Frankreich : Sarkozy will sich in Zukunft mehr zurückhalten

Nicolas Sarkozy versucht, mit symbolischen Gesten von nationaler Bedeutung die schwere Schlappe seiner Regierungspartei UMP bei den Kommunal- und Kantonalwahlen vergessen zu machen. Er will als Präsident aller Franzosen verlorenen Boden wettmachen.

Hans-Hagen Bremer

ParisFrankreichs Präsident Nicolas Sarkozy hat am Montag im Invalidendom in Paris an einem Trauergottesdienst für den vergangene Woche verstorbenen letzten französischen Veteranen des Ersten Weltkrieges, Lazare Ponticelli, teilgenommen. Am heutigen Dienstag wird Sarkozy bei einer Feierstunde auf dem Plateau von Glières in den Savoyer Alpen, einem Zentrum der Résistance im Zweiten Weltkrieg, des Widerstands gegen die deutsche Besatzung gedenken. Beide Ereignisse sind für den Präsidenten Gelegenheiten, mit symbolischen Gesten von nationaler Bedeutung die schwere Schlappe seiner Regierungspartei UMP bei den Kommunal- und Kantonalwahlen vergessen zu machen und als Präsident aller Franzosen verlorenen Boden wettzumachen.

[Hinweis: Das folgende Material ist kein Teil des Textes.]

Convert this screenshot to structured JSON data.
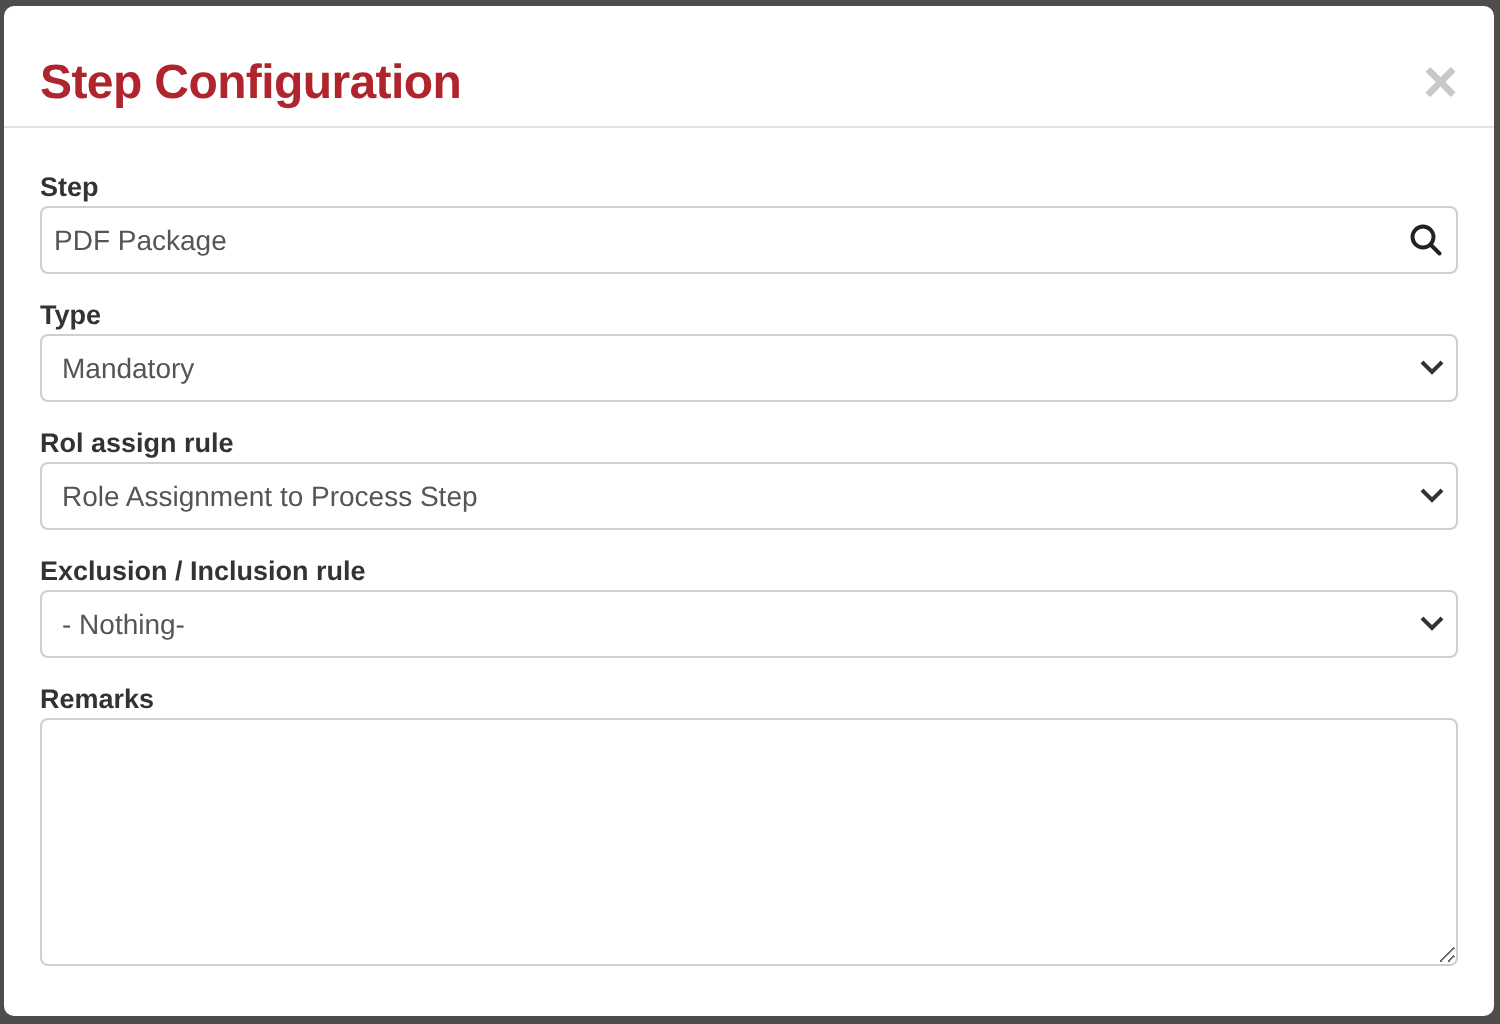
{
  "dialog": {
    "title": "Step Configuration",
    "close": "×"
  },
  "fields": [
    {
      "kind": "search",
      "label": "Step",
      "value": "PDF Package"
    },
    {
      "kind": "select",
      "label": "Type",
      "value": "Mandatory"
    },
    {
      "kind": "select",
      "label": "Rol assign rule",
      "value": "Role Assignment to Process Step"
    },
    {
      "kind": "select",
      "label": "Exclusion / Inclusion rule",
      "value": "- Nothing-"
    },
    {
      "kind": "textarea",
      "label": "Remarks"
    }
  ]
}
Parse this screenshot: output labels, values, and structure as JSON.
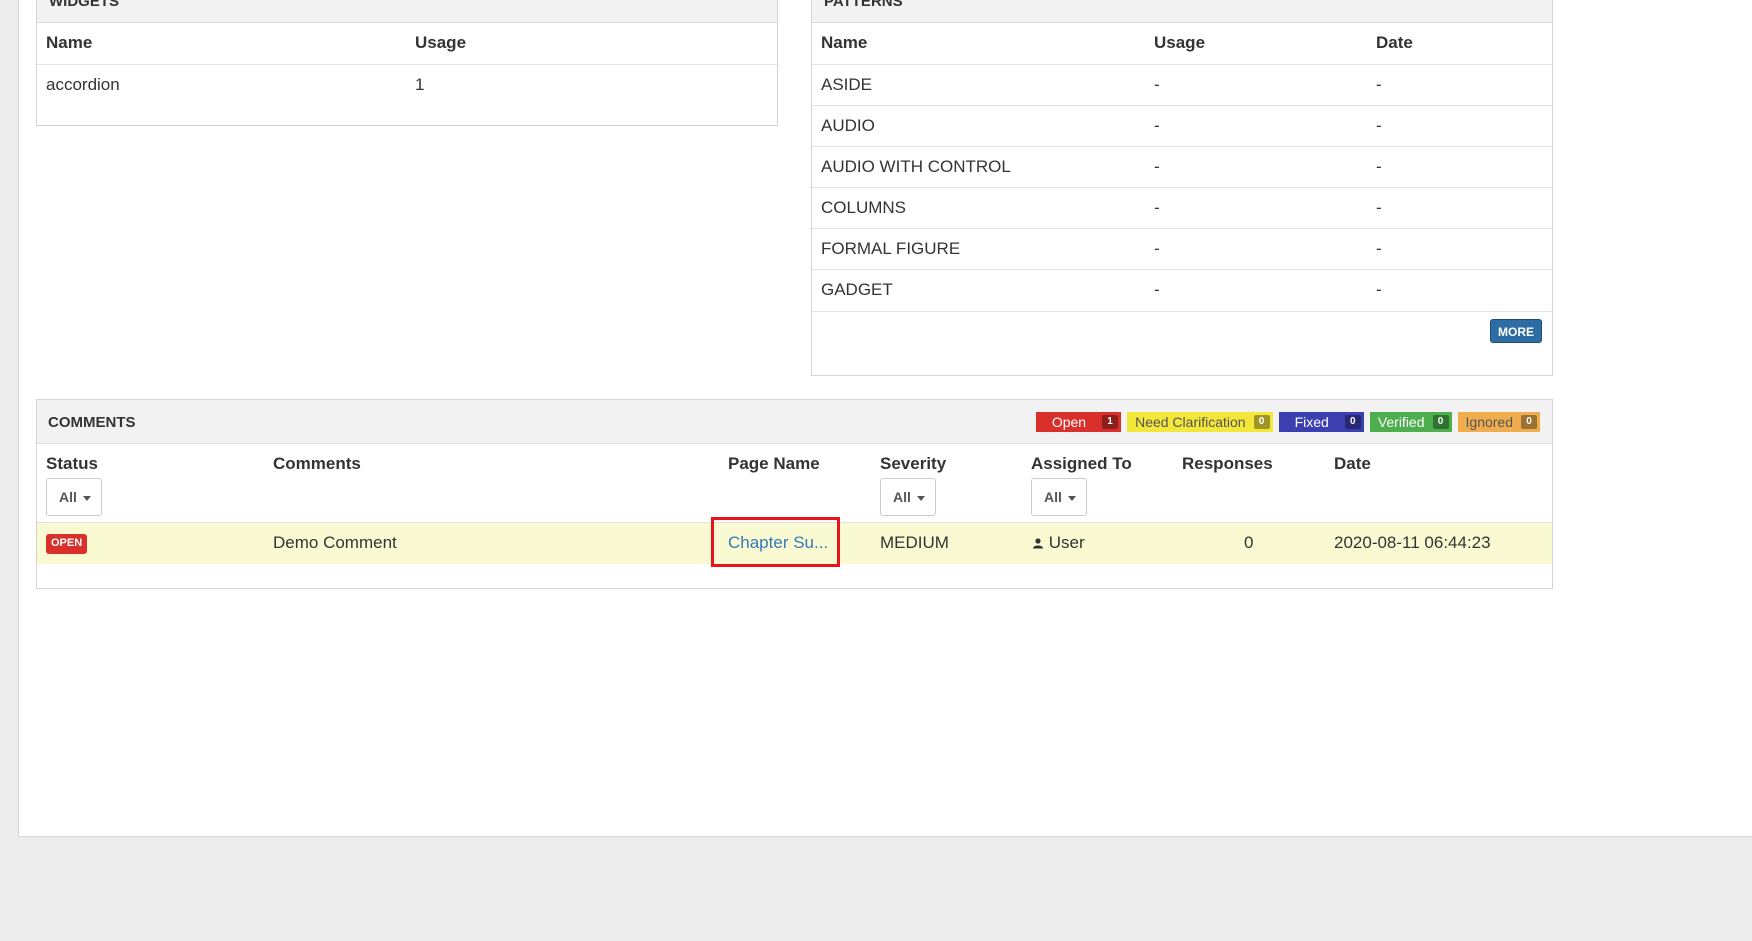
{
  "widgets": {
    "title": "WIDGETS",
    "columns": [
      "Name",
      "Usage"
    ],
    "rows": [
      {
        "name": "accordion",
        "usage": "1"
      }
    ]
  },
  "patterns": {
    "title": "PATTERNS",
    "columns": [
      "Name",
      "Usage",
      "Date"
    ],
    "rows": [
      {
        "name": "ASIDE",
        "usage": "-",
        "date": "-"
      },
      {
        "name": "AUDIO",
        "usage": "-",
        "date": "-"
      },
      {
        "name": "AUDIO WITH CONTROL",
        "usage": "-",
        "date": "-"
      },
      {
        "name": "COLUMNS",
        "usage": "-",
        "date": "-"
      },
      {
        "name": "FORMAL FIGURE",
        "usage": "-",
        "date": "-"
      },
      {
        "name": "GADGET",
        "usage": "-",
        "date": "-"
      }
    ],
    "more_label": "MORE"
  },
  "comments": {
    "title": "COMMENTS",
    "legend": [
      {
        "label": "Open",
        "count": "1",
        "color": "#d9302b",
        "text_color": "#ffffff"
      },
      {
        "label": "Need Clarification",
        "count": "0",
        "color": "#f3e73b",
        "text_color": "#555555"
      },
      {
        "label": "Fixed",
        "count": "0",
        "color": "#3b3fb0",
        "text_color": "#ffffff"
      },
      {
        "label": "Verified",
        "count": "0",
        "color": "#4cae4c",
        "text_color": "#ffffff"
      },
      {
        "label": "Ignored",
        "count": "0",
        "color": "#f0ad4e",
        "text_color": "#555555"
      }
    ],
    "columns": {
      "status": "Status",
      "comments": "Comments",
      "page_name": "Page Name",
      "severity": "Severity",
      "assigned_to": "Assigned To",
      "responses": "Responses",
      "date": "Date"
    },
    "filters": {
      "status": "All",
      "severity": "All",
      "assigned_to": "All"
    },
    "rows": [
      {
        "status": "OPEN",
        "comment": "Demo Comment",
        "page_name": "Chapter Su...",
        "severity": "MEDIUM",
        "assigned_to": "User",
        "responses": "0",
        "date": "2020-08-11 06:44:23"
      }
    ]
  }
}
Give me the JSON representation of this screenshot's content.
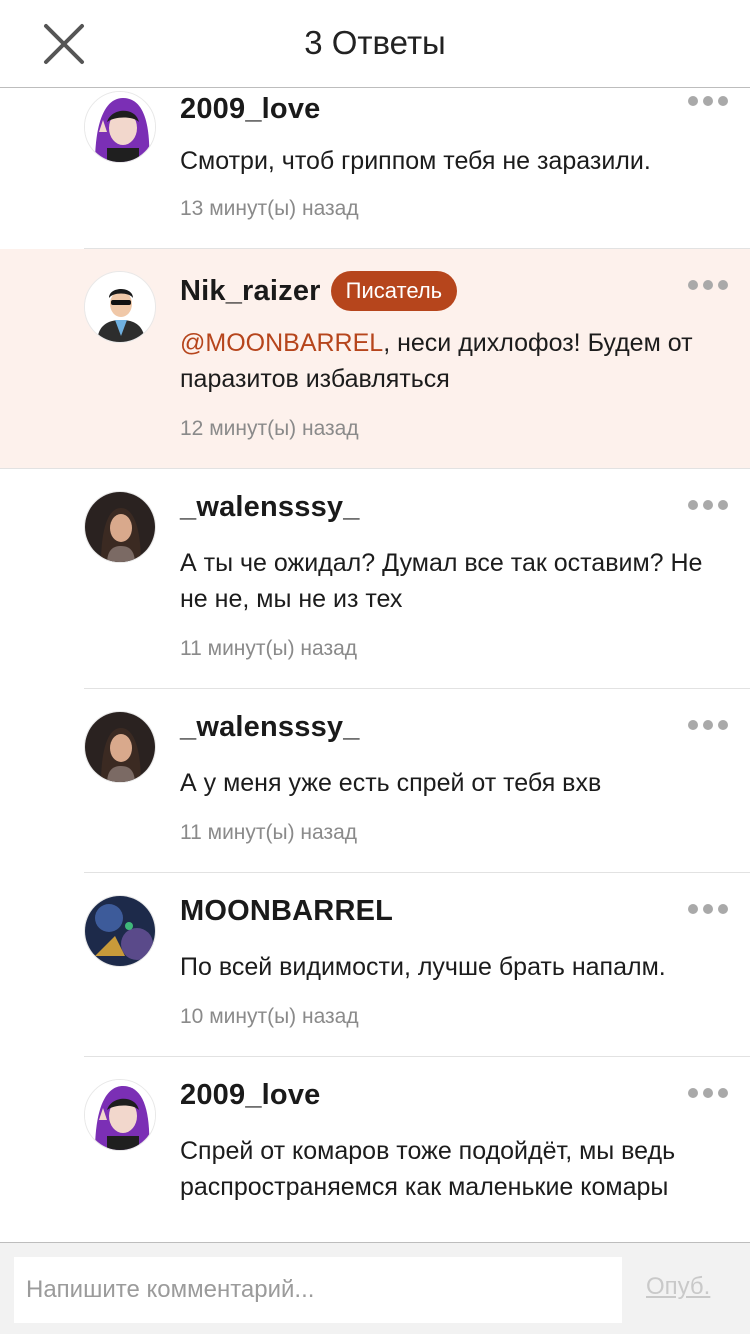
{
  "header": {
    "title": "3 Ответы"
  },
  "comments": [
    {
      "username": "2009_love",
      "text": "Смотри, чтоб гриппом тебя не заразили.",
      "time": "13 минут(ы) назад"
    },
    {
      "username": "Nik_raizer",
      "badge": "Писатель",
      "mention": "@MOONBARREL",
      "text": ", неси дихлофоз! Будем от паразитов избавляться",
      "time": "12 минут(ы) назад",
      "highlighted": true
    },
    {
      "username": "_walensssy_",
      "text": "А ты че ожидал? Думал все так оставим? Не не не, мы не из тех",
      "time": "11 минут(ы) назад"
    },
    {
      "username": "_walensssy_",
      "text": "А у меня уже есть спрей от тебя вхв",
      "time": "11 минут(ы) назад"
    },
    {
      "username": "MOONBARREL",
      "text": "По всей видимости, лучше брать напалм.",
      "time": "10 минут(ы) назад"
    },
    {
      "username": "2009_love",
      "text": "Спрей от комаров тоже подойдёт, мы ведь распространяемся как маленькие комары"
    }
  ],
  "footer": {
    "placeholder": "Напишите комментарий...",
    "publish_label": "Опуб."
  },
  "colors": {
    "accent": "#b6451c",
    "highlight_bg": "#fdf1ec",
    "muted": "#8a8a8a"
  }
}
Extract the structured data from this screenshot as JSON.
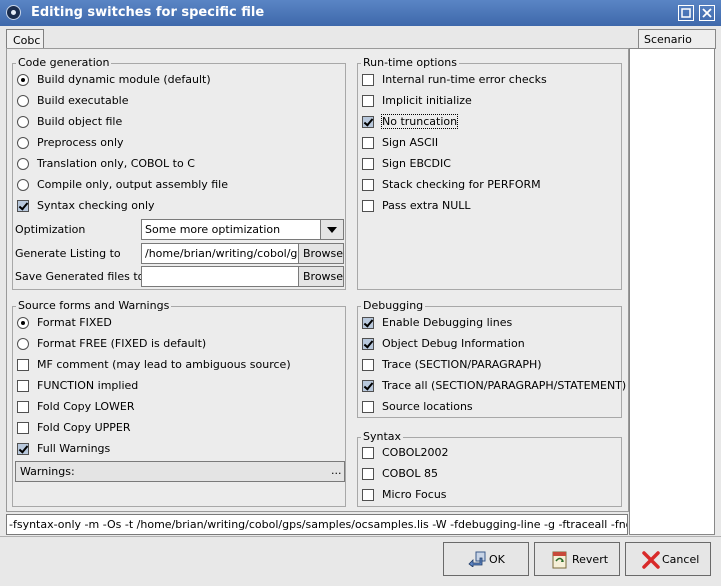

Nach den am Montag vom Innenministerium veröffentlichten Ergebnissen löste die Linke bei diesem ersten landesweiten Urnengang seit Sarkozys Amtsantritt in 38 großen Städten die dort bisher regierende Rechte ab. Sie wird künftig in 183 Städten mit mehr als 30 000 Einwohnern den Bürgermeister stellen, die Rechte nur noch in 124. Bei den Kantonalwahlen gingen neun Departements nach links, womit künftig 60 der 101 Departements von der Linken kontrolliert werden. Da die Sozialisten seit 2004 bereits 20 der 22 Regionen regieren, ergibt sich eine neue politische Konstellation mit einer lokal und regional dominierenden Linken „von beträchtlicher Schlagkraft“ (Le Figaro) gegenüber der auf nationaler Ebene regierenden Rechten.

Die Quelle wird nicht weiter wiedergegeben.